Denunce a raffica, anni di indagini, procuratori capo indagati insieme a giudici, poliziotti, vigili urbani, militari della Gdf. E poi decine di legali impegnati, udienze in tre distretti di corte d’appello. Sarà il nuovo maxiprocesso alla mafia? Il Watergate italiano? No, è solo la particella 463, foglio XYZ del catasto dei terreni di Biella, con il suo fantasmagorico potenziale giudiziario. Grazie alla pervicacia di una coppia di coniugi, uno dei quali avvocato, e al loro allegro uso delle denunce-matrioska per abuso d’ufficio, da anni tiene sotto scacco la giustizia di Biella, Alessandria, Milano e Brescia, determinando un impegno di risorse e tempo – qualcuno lo definisce apertamente spreco – con pochi precedenti in Italia.
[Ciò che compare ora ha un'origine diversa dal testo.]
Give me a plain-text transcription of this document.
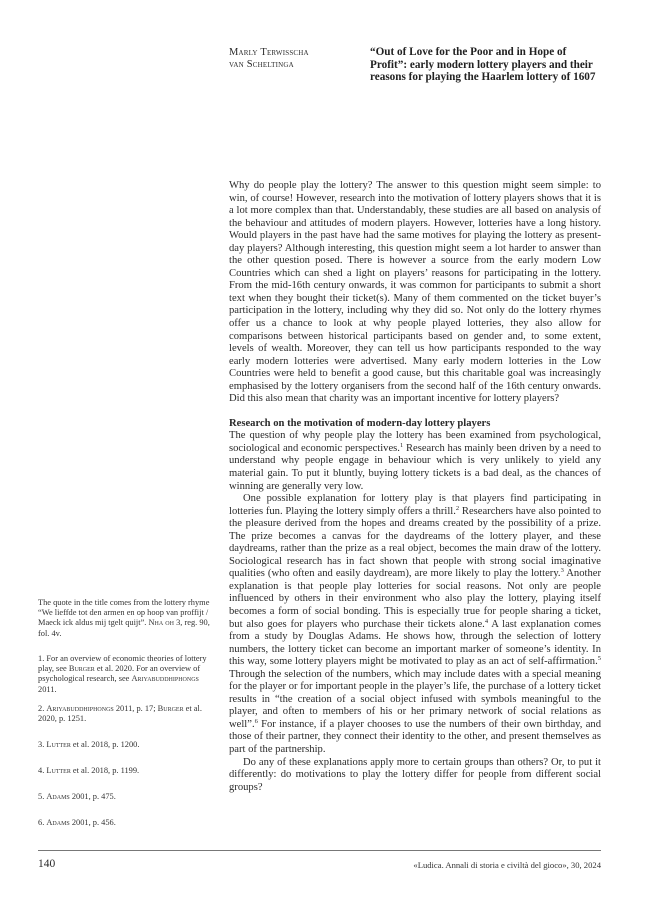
Marly Terwisscha
van Scheltinga
“Out of Love for the Poor and in Hope of Profit”: early modern lottery players and their reasons for playing the Haarlem lottery of 1607

Why do people play the lottery? The answer to this question might seem simple: to win, of course! However, research into the motivation of lottery players shows that it is a lot more complex than that. Understandably, these studies are all based on analysis of the behaviour and attitudes of modern players. However, lotteries have a long history. Would players in the past have had the same motives for playing the lottery as present-day players? Although interesting, this question might seem a lot harder to answer than the other question posed. There is however a source from the early modern Low Countries which can shed a light on players’ reasons for participating in the lottery. From the mid-16th century onwards, it was common for participants to submit a short text when they bought their ticket(s). Many of them commented on the ticket buyer’s participation in the lottery, including why they did so. Not only do the lottery rhymes offer us a chance to look at why people played lotteries, they also allow for comparisons between historical participants based on gender and, to some extent, levels of wealth. Moreover, they can tell us how participants responded to the way early modern lotteries were advertised. Many early modern lotteries in the Low Countries were held to benefit a good cause, but this charitable goal was increasingly emphasised by the lottery organisers from the second half of the 16th century onwards. Did this also mean that charity was an important incentive for lottery players?

Research on the motivation of modern-day lottery players

The question of why people play the lottery has been examined from psychological, sociological and economic perspectives.$^1$ Research has mainly been driven by a need to understand why people engage in behaviour which is very unlikely to yield any material gain. To put it bluntly, buying lottery tickets is a bad deal, as the chances of winning are generally very low.

One possible explanation for lottery play is that players find participating in lotteries fun. Playing the lottery simply offers a thrill.$^2$ Researchers have also pointed to the pleasure derived from the hopes and dreams created by the possibility of a prize. The prize becomes a canvas for the daydreams of the lottery player, and these daydreams, rather than the prize as a real object, becomes the main draw of the lottery. Sociological research has in fact shown that people with strong social imaginative qualities (who often and easily daydream), are more likely to play the lottery.$^3$ Another explanation is that people play lotteries for social reasons. Not only are people influenced by others in their environment who also play the lottery, playing itself becomes a form of social bonding. This is especially true for people sharing a ticket, but also goes for players who purchase their tickets alone.$^4$ A last explanation comes from a study by Douglas Adams. He shows how, through the selection of lottery numbers, the lottery ticket can become an important marker of someone’s identity. In this way, some lottery players might be motivated to play as an act of self-affirmation.$^5$ Through the selection of the numbers, which may include dates with a special meaning for the player or for important people in the player’s life, the purchase of a lottery ticket results in “the creation of a social object infused with symbols meaningful to the player, and often to members of his or her primary network of social relations as well”.$^6$ For instance, if a player chooses to use the numbers of their own birthday, and those of their partner, they connect their identity to the other, and present themselves as part of the partnership.

Do any of these explanations apply more to certain groups than others? Or, to put it differently: do motivations to play the lottery differ for people from different social groups?

The quote in the title comes from the lottery rhyme “We lieffde tot den armen en op hoop van proffijt / Maeck ick aldus mij tgelt quijt”. Nha oh 3, reg. 90, fol. 4v.
1. For an overview of economic theories of lottery play, see Burger et al. 2020. For an overview of psychological research, see Ariyabuddhiphongs 2011.
2. Ariyabuddhiphongs 2011, p. 17; Burger et al. 2020, p. 1251.
3. Lutter et al. 2018, p. 1200.
4. Lutter et al. 2018, p. 1199.
5. Adams 2001, p. 475.
6. Adams 2001, p. 456.
140	«Ludica. Annali di storia e civiltà del gioco», 30, 2024
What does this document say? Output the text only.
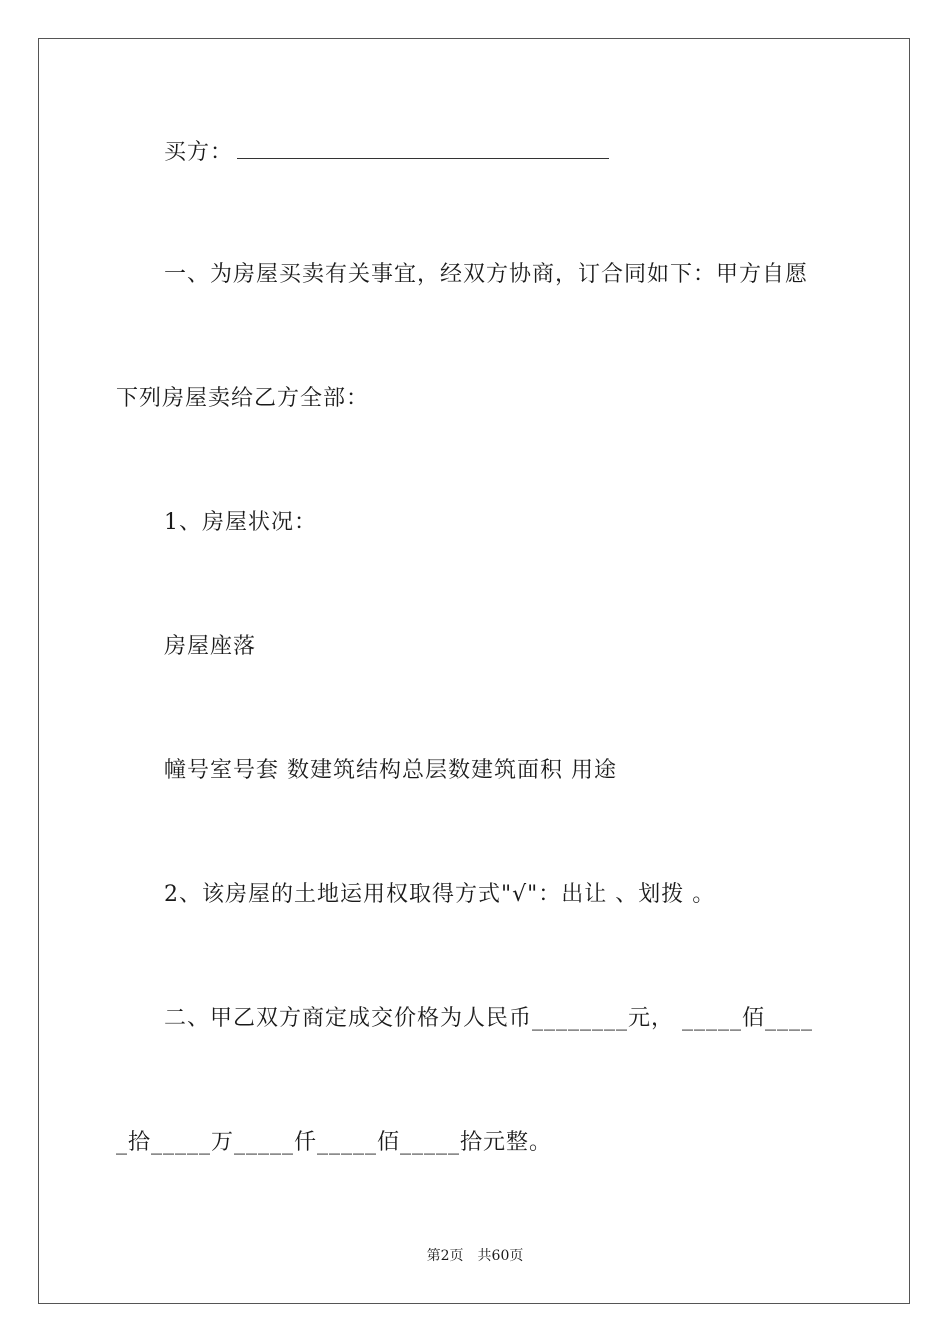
买方：
一、为房屋买卖有关事宜，经双方协商，订合同如下：甲方自愿
下列房屋卖给乙方全部：
1、房屋状况：
房屋座落
幢号室号套 数建筑结构总层数建筑面积 用途
2、该房屋的土地运用权取得方式"√"：出让 、划拨 。
二、甲乙双方商定成交价格为人民币________元， _____佰____
_拾_____万_____仟_____佰_____拾元整。
第2页　共60页
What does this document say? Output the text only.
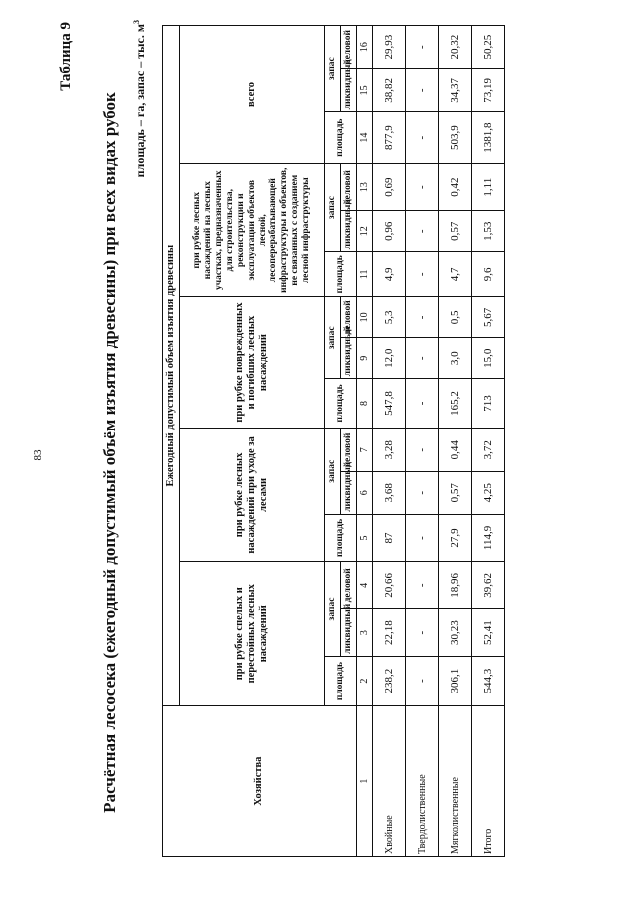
83
Таблица 9
Расчётная лесосека (ежегодный допустимый объём изъятия древесины) при всех видах рубок площадь – га, запас – тыс. $м^3$
Хозяйства	Ежегодный допустимый объем изъятия древесины														
	при рубке спелых и перестойных лесных насаждений			при рубке лесных насаждений при уходе за лесами			при рубке поврежденных и погибших лесных насаждений			при рубке лесных насаждений на лесных участках, предназначенных для строительства, реконструкции и эксплуатации объектов лесной, лесоперерабатывающей инфраструктуры и объектов, не связанных с созданием лесной инфраструктуры			всего		
	площадь	запас		площадь	запас		площадь	запас		площадь	запас		площадь	запас	
		ликвидный	деловой		ликвидный	деловой		ликвидный	деловой		ликвидный	деловой		ликвидный	деловой
1	2	3	4	5	6	7	8	9	10	11	12	13	14	15	16
Хвойные	238,2	22,18	20,66	87	3,68	3,28	547,8	12,0	5,3	4,9	0,96	0,69	877,9	38,82	29,93
Твердолиственные	-	-	-	-	-	-	-	-	-	-	-	-	-	-	-
Мягколиственные	306,1	30,23	18,96	27,9	0,57	0,44	165,2	3,0	0,5	4,7	0,57	0,42	503,9	34,37	20,32
Итого	544,3	52,41	39,62	114,9	4,25	3,72	713	15,0	5,67	9,6	1,53	1,11	1381,8	73,19	50,25
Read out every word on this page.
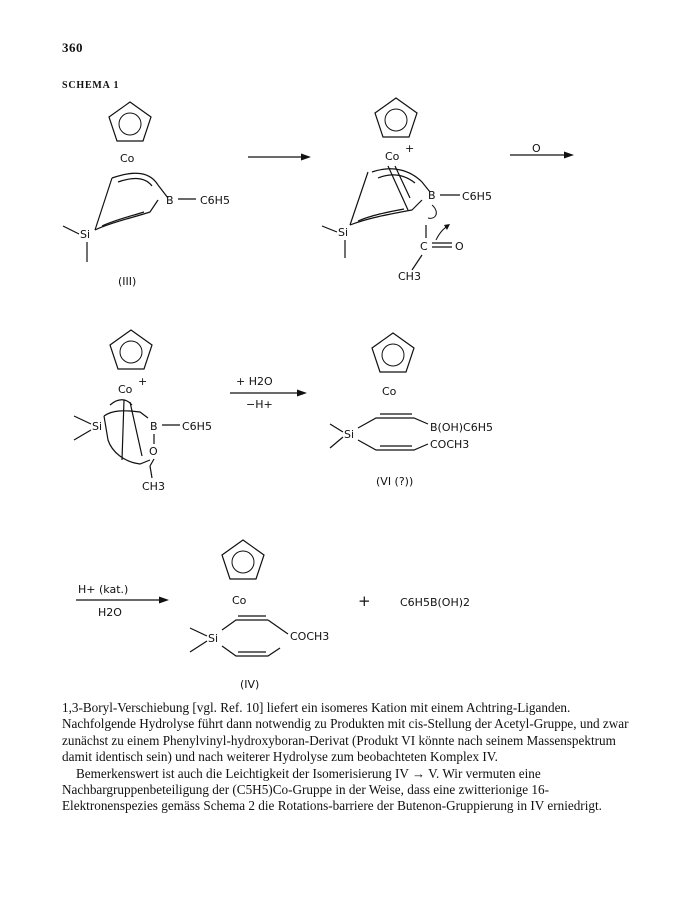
360
SCHEMA 1
Co
B C6H5
Si
(III)
Co
+
B C6H5
C O
CH3
Si
O
Co
+
Si	B C6H5
O
CH3
+ H2O
−H+
Co
Si
B(OH)C6H5
COCH3
(VI (?))
H+ (kat.)
H2O
Co
Si	COCH3
(IV)
+	C6H5B(OH)2

1,3-Boryl-Verschiebung [vgl. Ref. 10] liefert ein isomeres Kation mit einem Achtring-Liganden. Nachfolgende Hydrolyse führt dann notwendig zu Produkten mit cis-Stellung der Acetyl-Gruppe, und zwar zunächst zu einem Phenylvinyl-hydroxyboran-Derivat (Produkt VI könnte nach seinem Massenspektrum damit identisch sein) und nach weiterer Hydrolyse zum beobachteten Komplex IV.

Bemerkenswert ist auch die Leichtigkeit der Isomerisierung IV → V. Wir vermuten eine Nachbargruppenbeteiligung der (C5H5)Co-Gruppe in der Weise, dass eine zwitterionige 16-Elektronenspezies gemäss Schema 2 die Rotations-barriere der Butenon-Gruppierung in IV erniedrigt.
La storia inizia anni fa. La coppia accusa un vigile urbano di essersi illecitamente introdotto nella particella catastale 463. È solo il primo degli episodi. Di asserite invasioni di campo ce ne saranno altre. Ma c’è anche una delibera comunale da cui si evince che una porzione di quel terreno, a uso vicinale, è transitabile. La coppia denuncia 20 consiglieri comunali. Quando la procuratrice capo di Biella, Teresa Camelio, chiede l’archiviazione per il vigile invasore, parte un’altra denuncia, questa volta per lei. Accusa: abuso d’ufficio. Finisce a Milano, competente sulle indagini che riguardino magistrati piemontesi. Poi altre denunce. E quando un giudice riunisce due procedimenti, ne parte un’altra, una specie di meta-denuncia, per abuso d’ufficio.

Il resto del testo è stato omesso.